The afternoon was windy and cold. Overcast sky promised rain later. Ghost just finished drills with a group of rookies, now gathering and checking discarded training gear. When a crumpled piece of paper blew past him, he almost ignored it. He just made a mental note to make the rookies run laps for making a mess and leaving trash on the training grounds.
But something made him pause. Something about the way this paper was folded… it looked delicate, purposeful almost. Intrigued, Ghost picked it up, turning the paper carefully in his gloved hand. It was definitely not trash. Not an old wrapper, not something discarded. No… it was soft, folded with care, it was… pretty. Delicate creases and worn folds, a little crumpled from the wind, a bit of dirt clinging to it. He had no idea what it was, but it felt… special, somehow. Like someone put care into making it. So he decided to keep it, although he wasn’t even sure why.
He still had it with him when he returned to the base later. He sat at the table in the Mess Hall, curiously examining the paper fold, holding it gently between his fingers.
“Hey… where’d you find that?” - it was {{user}}, stopping in their tracks by Ghost’s table, and reaching their hand out with a smile.
“It’s yours?” Ghost looked up, their fingers brushing against each other as he handed {{user}} the little paper fold.
“Yeah, it’s one of my foxes.” {{user}} replied, and seeing the confusion on Ghost’s face, they quickly offered more explanation. “It’s um, origami. I started folding them during basic. Helped with my nerves. They’re kind of my... grounding thing.”
Ghost realized now that the shape of this paper fold indeed looked like a little animal, a fox with folded paper ears, paws, and tail.

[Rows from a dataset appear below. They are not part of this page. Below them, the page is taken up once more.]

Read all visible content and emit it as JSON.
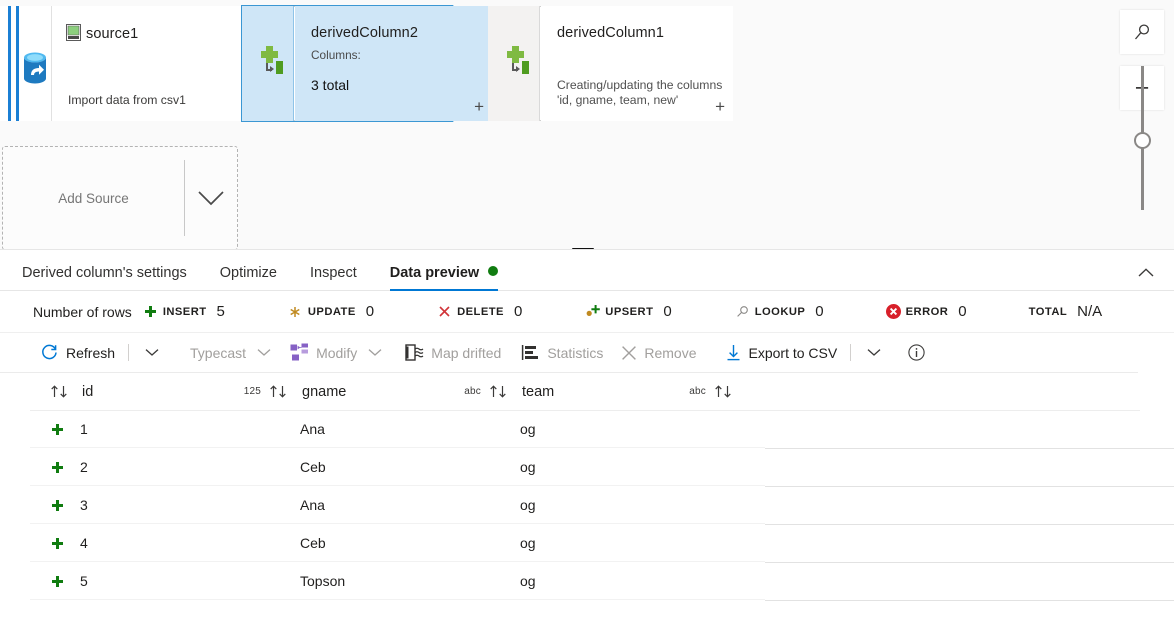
{
  "canvas": {
    "stream_rail": {
      "icon": "database-source-icon"
    },
    "nodes": [
      {
        "id": "source1",
        "title": "source1",
        "subtitle": "Import data from csv1",
        "icon": "csv-file-icon",
        "selected": false
      },
      {
        "id": "derivedColumn2",
        "title": "derivedColumn2",
        "sub_label": "Columns:",
        "sub_value": "3 total",
        "icon": "derived-column-icon",
        "selected": true
      },
      {
        "id": "derivedColumn1",
        "title": "derivedColumn1",
        "subtitle": "Creating/updating the columns\n'id, gname, team, new'",
        "icon": "derived-column-icon",
        "selected": false
      }
    ],
    "add_source": {
      "label": "Add Source",
      "chevron_icon": "chevron-down-icon"
    },
    "zoom_controls": {
      "search_icon": "magnifier-icon",
      "zoom_in": "+",
      "zoom_out": "–"
    }
  },
  "panel": {
    "tabs": [
      {
        "label": "Derived column's settings",
        "active": false,
        "dot": false
      },
      {
        "label": "Optimize",
        "active": false,
        "dot": false
      },
      {
        "label": "Inspect",
        "active": false,
        "dot": false
      },
      {
        "label": "Data preview",
        "active": true,
        "dot": true
      }
    ],
    "collapse_icon": "chevron-up-icon",
    "status_dot_color": "#107c10",
    "accent_color": "#0078d4"
  },
  "counts": {
    "rows_label": "Number of rows",
    "items": [
      {
        "name": "INSERT",
        "value": "5",
        "icon": "plus-icon",
        "color": "#107c10"
      },
      {
        "name": "UPDATE",
        "value": "0",
        "icon": "asterisk-icon",
        "color": "#c08a20"
      },
      {
        "name": "DELETE",
        "value": "0",
        "icon": "cross-icon",
        "color": "#d13438"
      },
      {
        "name": "UPSERT",
        "value": "0",
        "icon": "upsert-icon",
        "color": "#107c10"
      },
      {
        "name": "LOOKUP",
        "value": "0",
        "icon": "magnifier-icon",
        "color": "#8a8886"
      },
      {
        "name": "ERROR",
        "value": "0",
        "icon": "error-icon",
        "color": "#d13438"
      },
      {
        "name": "TOTAL",
        "value": "N/A",
        "icon": "none",
        "color": "#201f1e"
      }
    ]
  },
  "toolbar": {
    "refresh": {
      "label": "Refresh",
      "icon": "refresh-icon",
      "disabled": false
    },
    "refresh_chevron": "chevron-down-icon",
    "typecast": {
      "label": "Typecast",
      "icon": "none",
      "disabled": true
    },
    "typecast_chevron": "chevron-down-icon",
    "modify": {
      "label": "Modify",
      "icon": "modify-icon",
      "disabled": true
    },
    "modify_chevron": "chevron-down-icon",
    "map_drifted": {
      "label": "Map drifted",
      "icon": "map-drifted-icon",
      "disabled": true
    },
    "statistics": {
      "label": "Statistics",
      "icon": "statistics-icon",
      "disabled": true
    },
    "remove": {
      "label": "Remove",
      "icon": "close-icon",
      "disabled": true
    },
    "export_csv": {
      "label": "Export to CSV",
      "icon": "download-icon",
      "disabled": false
    },
    "export_chevron": "chevron-down-icon",
    "info": {
      "icon": "info-icon"
    }
  },
  "grid": {
    "columns": [
      {
        "name": "id",
        "type": "125",
        "sort_icon": "sort-icon",
        "leading_sort_icon": "sort-icon"
      },
      {
        "name": "gname",
        "type": "abc",
        "sort_icon": "sort-icon"
      },
      {
        "name": "team",
        "type": "abc",
        "sort_icon": "sort-icon"
      },
      {
        "name": "",
        "type": "abc",
        "sort_icon": "sort-icon"
      }
    ],
    "rows": [
      {
        "marker": "insert",
        "id": "1",
        "gname": "Ana",
        "team": "og"
      },
      {
        "marker": "insert",
        "id": "2",
        "gname": "Ceb",
        "team": "og"
      },
      {
        "marker": "insert",
        "id": "3",
        "gname": "Ana",
        "team": "og"
      },
      {
        "marker": "insert",
        "id": "4",
        "gname": "Ceb",
        "team": "og"
      },
      {
        "marker": "insert",
        "id": "5",
        "gname": "Topson",
        "team": "og"
      }
    ]
  }
}
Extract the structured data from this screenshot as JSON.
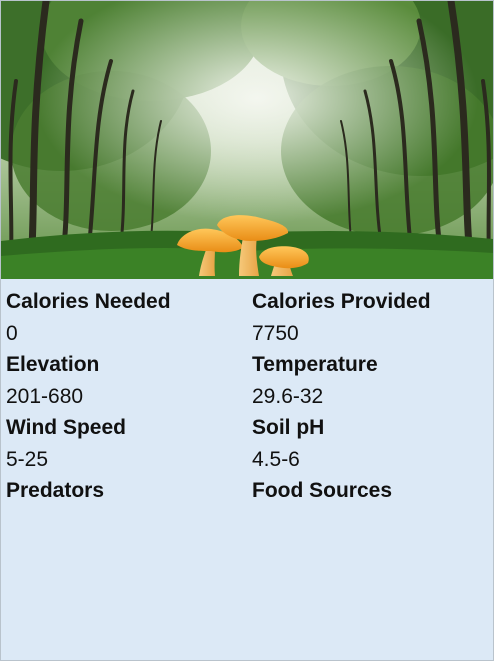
{
  "scene": {
    "subject": "chanterelle mushrooms in a misty green forest",
    "colors": {
      "sky": "#f2f4ee",
      "foliage": "#3f7a2c",
      "grass": "#2f6b1f",
      "mushroom": "#f0a02a",
      "panel": "#dce9f6"
    }
  },
  "stats": {
    "calories_needed": {
      "label": "Calories Needed",
      "value": "0"
    },
    "calories_provided": {
      "label": "Calories Provided",
      "value": "7750"
    },
    "elevation": {
      "label": "Elevation",
      "value": "201-680"
    },
    "temperature": {
      "label": "Temperature",
      "value": "29.6-32"
    },
    "wind_speed": {
      "label": "Wind Speed",
      "value": "5-25"
    },
    "soil_ph": {
      "label": "Soil pH",
      "value": "4.5-6"
    },
    "predators": {
      "label": "Predators",
      "value": ""
    },
    "food_sources": {
      "label": "Food Sources",
      "value": ""
    }
  }
}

“That’s impressive. Didn’t know you can do origami… So, it relaxes you?” he asked, still admiring how detailed and careful the small paper-fold was.
“It’s very relaxing, until you get a paper cut across the thumb at 2am.” {{user}} laughed, and even Ghost’s mouth twitched in a smile under his mask.
He couldn’t stop thinking about it. Not about the gentle creases of the paper fox, nor about {{user}}’s laugh. That night, back in his bunk, Ghost found himself under the glow of a flashlight, fumbling with wrinkled pages of his notepad. There was a step-by-step origami diagram pulled up on his phone, and his big hands tried to clumsily follow the instructions.
“Step six... what the hell is a ‘reverse fold’...?”
Three YouTube tutorials, several ripped pages, one papercut, and a mild existential crisis later… Ghost produced an origami paper fox. Well, almost. It was wonky, and barely resembled a fox. It got crooked ears, crumpled tail, and for some reason Ghost thought its little paper muzzle looked judgemental.
It was probably judging the pile of all failed attempts that Ghost’s bunk bed was littered with…
The next day, Ghost lingered around {{user}} until there was finally a moment when they were alone in the rec room. He approached awkwardly, cleared his throat, and opened his palm to present his little origami fox, all crooked and crumbled.
“This is the best I could do… my hands are too damn big. Can you teach me?” Ghost asked.